It seems only apt that a genre that asks of its readers that they suspend their disbelief some (actually, a lot) often deals with subjects related to faith. A few previous editions of CF have dealt with how several graphic novels, especially those whose plots are a trifle fantastic, are road books that involve a quest.

Apart from the physical aspects (most involve a search for something, someplace, or someone), most quests are also journeys in search of faith. Unbelievers become believers.
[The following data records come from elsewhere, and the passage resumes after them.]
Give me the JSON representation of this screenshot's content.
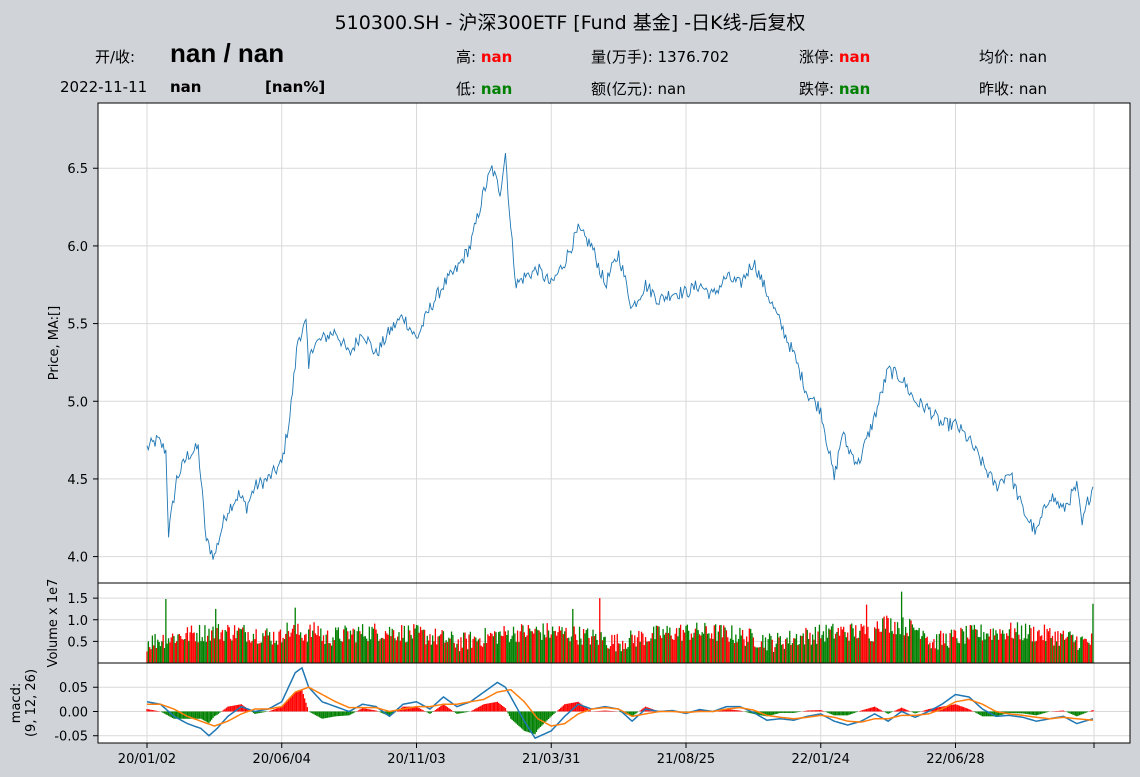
{
  "header": {
    "title": "510300.SH - 沪深300ETF [Fund 基金] -日K线-后复权",
    "open_close_label": "开/收:",
    "open_close_value": "nan / nan",
    "date": "2022-11-11",
    "change": "nan",
    "change_pct": "[nan%]",
    "high_label": "高:",
    "high_value": "nan",
    "low_label": "低:",
    "low_value": "nan",
    "volume_label": "量(万手):",
    "volume_value": "1376.702",
    "amount_label": "额(亿元):",
    "amount_value": "nan",
    "limit_up_label": "涨停:",
    "limit_up_value": "nan",
    "limit_down_label": "跌停:",
    "limit_down_value": "nan",
    "avg_label": "均价:",
    "avg_value": "nan",
    "prev_close_label": "昨收:",
    "prev_close_value": "nan"
  },
  "colors": {
    "background": "#d0d4d9",
    "price_line": "#1f77b4",
    "up": "#ff0000",
    "down": "#008000",
    "macd_line": "#1f77b4",
    "signal_line": "#ff7f0e",
    "grid": "#d9d9d9"
  },
  "chart_data": [
    {
      "type": "line",
      "ylabel": "Price, MA:[]",
      "ylim": [
        3.83,
        6.92
      ],
      "yticks": [
        "4.0",
        "4.5",
        "5.0",
        "5.5",
        "6.0",
        "6.5"
      ],
      "ytick_values": [
        4.0,
        4.5,
        5.0,
        5.5,
        6.0,
        6.5
      ],
      "x_tick_labels": [
        "20/01/02",
        "20/06/04",
        "20/11/03",
        "21/03/31",
        "21/08/25",
        "22/01/24",
        "22/06/28"
      ],
      "x_tick_index": [
        0,
        100,
        200,
        300,
        400,
        500,
        600
      ],
      "grid": true,
      "series": [
        {
          "name": "",
          "x_index": [
            0,
            8,
            14,
            16,
            22,
            30,
            38,
            44,
            50,
            56,
            60,
            64,
            68,
            74,
            80,
            90,
            100,
            106,
            112,
            118,
            120,
            122,
            130,
            140,
            150,
            160,
            170,
            180,
            190,
            200,
            210,
            220,
            230,
            240,
            250,
            256,
            262,
            266,
            270,
            274,
            280,
            290,
            300,
            310,
            320,
            330,
            340,
            350,
            360,
            370,
            380,
            390,
            400,
            410,
            420,
            430,
            440,
            450,
            460,
            470,
            480,
            490,
            500,
            510,
            516,
            520,
            528,
            534,
            540,
            550,
            560,
            570,
            580,
            590,
            600,
            610,
            620,
            630,
            640,
            650,
            660,
            670,
            680,
            690,
            694,
            698,
            702
          ],
          "values": [
            4.7,
            4.75,
            4.68,
            4.15,
            4.5,
            4.65,
            4.7,
            4.1,
            4.0,
            4.2,
            4.3,
            4.35,
            4.4,
            4.32,
            4.45,
            4.5,
            4.6,
            4.9,
            5.4,
            5.5,
            5.2,
            5.35,
            5.4,
            5.45,
            5.3,
            5.45,
            5.3,
            5.45,
            5.55,
            5.4,
            5.6,
            5.75,
            5.85,
            6.0,
            6.35,
            6.5,
            6.35,
            6.6,
            6.1,
            5.75,
            5.8,
            5.85,
            5.75,
            5.9,
            6.1,
            6.0,
            5.75,
            5.95,
            5.6,
            5.75,
            5.65,
            5.7,
            5.7,
            5.75,
            5.68,
            5.8,
            5.75,
            5.9,
            5.7,
            5.5,
            5.3,
            5.05,
            4.95,
            4.5,
            4.8,
            4.7,
            4.6,
            4.75,
            4.9,
            5.2,
            5.15,
            5.0,
            4.95,
            4.85,
            4.85,
            4.75,
            4.6,
            4.45,
            4.55,
            4.3,
            4.15,
            4.4,
            4.3,
            4.45,
            4.2,
            4.35,
            4.45
          ]
        }
      ]
    },
    {
      "type": "bar",
      "ylabel": "Volume x 1e7",
      "ylim": [
        0,
        1.85
      ],
      "yticks": [
        "0.5",
        "1.0",
        "1.5"
      ],
      "ytick_values": [
        0.5,
        1.0,
        1.5
      ],
      "grid": true,
      "bar_count": 703,
      "notable_peaks": [
        {
          "x_index": 14,
          "value": 1.48,
          "color": "down"
        },
        {
          "x_index": 51,
          "value": 1.25,
          "color": "down"
        },
        {
          "x_index": 110,
          "value": 1.28,
          "color": "down"
        },
        {
          "x_index": 316,
          "value": 1.25,
          "color": "down"
        },
        {
          "x_index": 336,
          "value": 1.5,
          "color": "up"
        },
        {
          "x_index": 534,
          "value": 1.35,
          "color": "up"
        },
        {
          "x_index": 560,
          "value": 1.65,
          "color": "down"
        },
        {
          "x_index": 702,
          "value": 1.37,
          "color": "down"
        }
      ]
    },
    {
      "type": "line",
      "ylabel": "macd:\n(9, 12, 26)",
      "ylim": [
        -0.065,
        0.1
      ],
      "yticks": [
        "-0.05",
        "0.00",
        "0.05"
      ],
      "ytick_values": [
        -0.05,
        0.0,
        0.05
      ],
      "grid": true,
      "series": [
        {
          "name": "macd",
          "x_index": [
            0,
            10,
            20,
            30,
            40,
            46,
            52,
            60,
            70,
            80,
            90,
            100,
            110,
            115,
            120,
            125,
            130,
            140,
            150,
            160,
            170,
            180,
            190,
            200,
            210,
            220,
            230,
            240,
            250,
            260,
            266,
            272,
            280,
            288,
            300,
            310,
            320,
            330,
            340,
            350,
            360,
            370,
            380,
            390,
            400,
            410,
            420,
            430,
            440,
            450,
            460,
            470,
            480,
            490,
            500,
            510,
            520,
            530,
            540,
            550,
            560,
            570,
            580,
            590,
            600,
            610,
            620,
            630,
            640,
            650,
            660,
            670,
            680,
            690,
            702
          ],
          "values": [
            0.02,
            0.015,
            -0.01,
            -0.025,
            -0.035,
            -0.05,
            -0.035,
            -0.01,
            0.01,
            0.0,
            0.005,
            0.02,
            0.08,
            0.09,
            0.05,
            0.035,
            0.02,
            0.01,
            0.0,
            0.015,
            0.01,
            -0.01,
            0.015,
            0.02,
            0.005,
            0.03,
            0.01,
            0.02,
            0.04,
            0.06,
            0.05,
            0.02,
            -0.02,
            -0.055,
            -0.04,
            -0.01,
            0.015,
            0.005,
            0.01,
            0.005,
            -0.02,
            0.005,
            0.0,
            0.002,
            -0.004,
            0.004,
            0.0,
            0.01,
            0.01,
            -0.002,
            -0.018,
            -0.015,
            -0.018,
            -0.01,
            -0.005,
            -0.02,
            -0.028,
            -0.02,
            -0.005,
            -0.02,
            0.0,
            -0.012,
            0.0,
            0.015,
            0.035,
            0.03,
            0.005,
            -0.01,
            -0.008,
            -0.012,
            -0.02,
            -0.015,
            -0.01,
            -0.025,
            -0.015
          ]
        },
        {
          "name": "signal",
          "x_index": [
            0,
            10,
            20,
            30,
            40,
            50,
            60,
            70,
            80,
            90,
            100,
            110,
            120,
            130,
            140,
            150,
            160,
            170,
            180,
            190,
            200,
            210,
            220,
            230,
            240,
            250,
            260,
            270,
            280,
            290,
            300,
            310,
            320,
            330,
            340,
            350,
            360,
            370,
            380,
            390,
            400,
            410,
            420,
            430,
            440,
            450,
            460,
            470,
            480,
            490,
            500,
            510,
            520,
            530,
            540,
            550,
            560,
            570,
            580,
            590,
            600,
            610,
            620,
            630,
            640,
            650,
            660,
            670,
            680,
            690,
            702
          ],
          "values": [
            0.015,
            0.015,
            0.005,
            -0.01,
            -0.02,
            -0.03,
            -0.02,
            -0.005,
            0.005,
            0.005,
            0.01,
            0.04,
            0.05,
            0.035,
            0.02,
            0.008,
            0.008,
            0.008,
            0.0,
            0.005,
            0.01,
            0.01,
            0.015,
            0.015,
            0.02,
            0.025,
            0.04,
            0.045,
            0.02,
            -0.015,
            -0.03,
            -0.025,
            -0.005,
            0.005,
            0.008,
            0.005,
            -0.01,
            -0.005,
            0.0,
            0.0,
            -0.002,
            0.0,
            0.0,
            0.005,
            0.008,
            0.003,
            -0.008,
            -0.012,
            -0.015,
            -0.012,
            -0.008,
            -0.012,
            -0.02,
            -0.022,
            -0.015,
            -0.015,
            -0.008,
            -0.008,
            -0.005,
            0.005,
            0.02,
            0.025,
            0.015,
            0.0,
            -0.005,
            -0.008,
            -0.012,
            -0.015,
            -0.012,
            -0.015,
            -0.018
          ]
        }
      ]
    }
  ]
}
And believers realize that they have all along believed in the wrong things.

American Virgin: A mix of sex violence

Preacher, that ultra-violent work of Garth Ennis, is one such, and it could, despite its vintage, emerge as the subject of a future CF column.
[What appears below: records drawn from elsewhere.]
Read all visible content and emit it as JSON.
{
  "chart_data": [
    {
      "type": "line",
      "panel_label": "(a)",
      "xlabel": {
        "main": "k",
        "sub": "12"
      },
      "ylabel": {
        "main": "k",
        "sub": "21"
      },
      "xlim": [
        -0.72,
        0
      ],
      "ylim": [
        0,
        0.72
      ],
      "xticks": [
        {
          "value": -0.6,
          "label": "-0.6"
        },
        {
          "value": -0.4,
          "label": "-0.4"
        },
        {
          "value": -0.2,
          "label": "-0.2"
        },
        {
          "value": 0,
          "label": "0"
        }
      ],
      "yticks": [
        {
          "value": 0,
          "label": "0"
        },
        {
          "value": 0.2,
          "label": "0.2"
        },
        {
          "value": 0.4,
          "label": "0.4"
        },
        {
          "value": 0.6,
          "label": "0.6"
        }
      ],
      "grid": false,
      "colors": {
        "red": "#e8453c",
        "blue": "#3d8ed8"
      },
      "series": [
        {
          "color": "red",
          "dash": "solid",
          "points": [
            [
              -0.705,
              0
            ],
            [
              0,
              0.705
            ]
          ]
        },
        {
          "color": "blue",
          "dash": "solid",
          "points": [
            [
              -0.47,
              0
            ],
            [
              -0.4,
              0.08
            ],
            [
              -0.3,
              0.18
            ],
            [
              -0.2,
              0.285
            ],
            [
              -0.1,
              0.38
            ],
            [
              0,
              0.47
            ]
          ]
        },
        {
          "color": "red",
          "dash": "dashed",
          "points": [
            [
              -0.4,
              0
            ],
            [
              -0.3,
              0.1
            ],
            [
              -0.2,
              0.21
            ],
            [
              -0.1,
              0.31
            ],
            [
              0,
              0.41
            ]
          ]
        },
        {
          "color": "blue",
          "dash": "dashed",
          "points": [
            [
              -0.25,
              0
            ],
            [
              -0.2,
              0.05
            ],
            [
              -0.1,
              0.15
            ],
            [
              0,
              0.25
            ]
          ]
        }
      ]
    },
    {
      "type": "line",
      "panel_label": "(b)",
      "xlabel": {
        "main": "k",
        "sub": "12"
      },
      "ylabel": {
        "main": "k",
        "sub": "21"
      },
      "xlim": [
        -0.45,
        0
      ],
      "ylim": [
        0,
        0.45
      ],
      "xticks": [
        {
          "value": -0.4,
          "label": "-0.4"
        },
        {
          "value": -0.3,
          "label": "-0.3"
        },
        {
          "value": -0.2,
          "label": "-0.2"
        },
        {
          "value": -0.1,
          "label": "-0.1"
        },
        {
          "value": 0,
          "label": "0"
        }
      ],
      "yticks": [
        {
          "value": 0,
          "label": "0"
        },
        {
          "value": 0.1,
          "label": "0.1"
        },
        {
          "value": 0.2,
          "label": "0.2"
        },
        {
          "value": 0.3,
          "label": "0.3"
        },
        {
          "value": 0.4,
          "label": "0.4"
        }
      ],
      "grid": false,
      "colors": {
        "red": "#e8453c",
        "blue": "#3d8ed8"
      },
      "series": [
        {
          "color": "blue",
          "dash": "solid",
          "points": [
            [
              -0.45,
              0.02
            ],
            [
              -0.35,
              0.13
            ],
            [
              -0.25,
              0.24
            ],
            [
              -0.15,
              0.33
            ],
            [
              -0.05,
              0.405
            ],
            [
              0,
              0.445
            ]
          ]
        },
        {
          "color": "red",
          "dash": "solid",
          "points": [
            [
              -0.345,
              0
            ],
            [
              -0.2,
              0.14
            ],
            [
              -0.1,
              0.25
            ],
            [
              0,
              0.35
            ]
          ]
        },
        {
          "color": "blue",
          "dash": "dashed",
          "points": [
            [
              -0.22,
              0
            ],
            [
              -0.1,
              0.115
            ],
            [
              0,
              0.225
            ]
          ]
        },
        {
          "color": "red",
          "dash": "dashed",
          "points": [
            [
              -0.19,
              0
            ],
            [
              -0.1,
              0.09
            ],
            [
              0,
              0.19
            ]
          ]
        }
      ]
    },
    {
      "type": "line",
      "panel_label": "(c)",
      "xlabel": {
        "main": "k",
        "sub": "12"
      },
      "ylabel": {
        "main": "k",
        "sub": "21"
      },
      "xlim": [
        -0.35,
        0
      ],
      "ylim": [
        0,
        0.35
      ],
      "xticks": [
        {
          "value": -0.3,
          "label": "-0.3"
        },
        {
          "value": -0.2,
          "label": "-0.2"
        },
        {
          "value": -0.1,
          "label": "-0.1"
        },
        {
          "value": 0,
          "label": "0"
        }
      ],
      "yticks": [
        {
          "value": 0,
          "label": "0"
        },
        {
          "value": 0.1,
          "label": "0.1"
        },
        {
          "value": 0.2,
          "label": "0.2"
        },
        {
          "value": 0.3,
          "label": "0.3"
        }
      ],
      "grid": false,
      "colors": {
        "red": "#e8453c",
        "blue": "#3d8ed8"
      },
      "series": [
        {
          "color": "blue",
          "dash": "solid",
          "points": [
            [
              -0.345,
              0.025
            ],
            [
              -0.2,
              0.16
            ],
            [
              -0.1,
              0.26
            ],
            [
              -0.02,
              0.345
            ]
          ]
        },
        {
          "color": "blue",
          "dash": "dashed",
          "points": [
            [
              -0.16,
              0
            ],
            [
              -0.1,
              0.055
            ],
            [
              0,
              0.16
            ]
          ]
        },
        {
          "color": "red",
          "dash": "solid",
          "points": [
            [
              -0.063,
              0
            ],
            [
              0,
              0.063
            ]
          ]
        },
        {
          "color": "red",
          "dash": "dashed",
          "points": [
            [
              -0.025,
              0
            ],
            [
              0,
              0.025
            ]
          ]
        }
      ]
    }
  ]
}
Osama Tezuka’s Ode to Kirihito, the subject of last week’s CF, is another graphic novel that involves a journey and a quest for faith.

And Max Allen Collins’ Road to Perdition books (again, these have been the subject of a previous edition of this column) tell the story of a journey.

Steven T Seagle’s and Becky Cloonan’s American Virgin is a graphic novel series in the same spirit.

The first Seagle I read was It’s a Bird, a unique Superman story in which the man of steel doesn’t really make an appearance.

American Virgin isn’t as radical as that, but in its own ways it is a revolutionary graphic novel that mixes sex, violence and religion in equal measure to pose a larger question of faith.

It is about a young evangelist of sorts, Adam Chamberlain, a virgin who is “keeping" himself for his fiancee, an aid worker in Africa; the fiancee, who it turns out hasn’t really been keeping herself for Adam, is raped and then butchered by some terrorists in Africa. With his half-sister and an Australian mercenary, Adam gives chase. He is still a believer, only he isn’t very sure what he believes in.

Cloonan’s illustrations, especially the cover art, are downright psychedelic in parts, but that’s just right for a book on as nebulous a subject as faith.

American Virgin is a young comic and I’d guess that we are about a fifth into its telling. I have no idea what Seagle has in mind for Adam or how the book will move on from where it is now. What I do know is that Seagle has already managed to capture, through Adam and in him, the amalgam of paranoia, jealousy, avarice, lust, and doubt that often goes for faith these days.

As for me, like all good comic book fans, I believe in Batman.